D’une manière générale, cependant, la plupart des experts semblaient s’entendre sur la nécessité d’un organe d’arbitrage indépendant pour traiter des cas exceptionnels comme mesure de dernier recours. Les experts se sont largement mis d’accord sur la nécessité d’un processus progressif d’escalade des recours qui commence au niveau de la plateforme avec l’obligation d’agir de manière responsable. Ils ont expliqué que si l’obligation d’agir de manière responsable était bien appliquée, de nombreux litiges relatifs à la modération de contenu seraient résolus par des obligations ex ante afin de s’assurer que le matériel nocif ne soit pas partagé en premier lieu ou par un arbitrage efficace et efficient au niveau de la plateforme. Les experts ont expliqué qu’il y aurait inévitablement des erreurs dans l’obligation d’agir de manière responsable, et c’est lorsque ces erreurs se produiraient qu’un conseil de recours ex post entrerait en jeu.

Ombudsman indépendant

De nombreux experts ont souligné qu’un médiateur indépendant devrait également être mis en place pour évaluer la responsabilité de la plateforme au niveau du système. Certains experts ont proposé que ce médiateur soit une alternative à l’organe de recours, tandis que d’autres ont souligné que les deux organes seraient nécessaires – le médiateur offrirait un recours pour les questions systémiques concernant le comportement des plateformes, tandis que l’organe de recours pourrait traiter des cas individuels de modération du contenu.

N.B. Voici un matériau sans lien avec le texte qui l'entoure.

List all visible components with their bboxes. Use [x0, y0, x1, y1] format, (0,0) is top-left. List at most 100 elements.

Recours intégré dans les services réglementés

Les experts ont largement convergé vers l’idée d’exiger des services réglementés qu’ils aient deux types de mécanismes de recours internes : 1) processus d’appel pour les décisions de modération du contenu; et 2) un médiateur pour aider les victimes qui ont besoin de conseils concernant les contenus problématiques ou le comportement des plateformes.

De nombreux experts ont convenu que, dans le cadre de leur obligation d’agir de manière responsable, les services réglementés devraient être tenus d’avoir des mécanismes d’appel efficaces et conviviaux pour leurs utilisateurs. Ils ont souligné que certaines plateformes de médias sociaux n’ont actuellement aucun mécanisme de recours, ce qui est très problématique. Les experts ont souligné que les règlements devraient prescrire les critères de ces mécanismes internes d’appel, y compris le droit à l’examen humain, la convivialité et l’opportunité.

De nombreux experts ont également souligné qu’un médiateur pouvait aider les victimes en leur apprenant à repérer les contenus préjudiciables ou en les guidant dans les démarches pour porter plainte. Certains experts ont plaidé en faveur d’un médiateur qui puisse servir de porte-parole pour les enfants.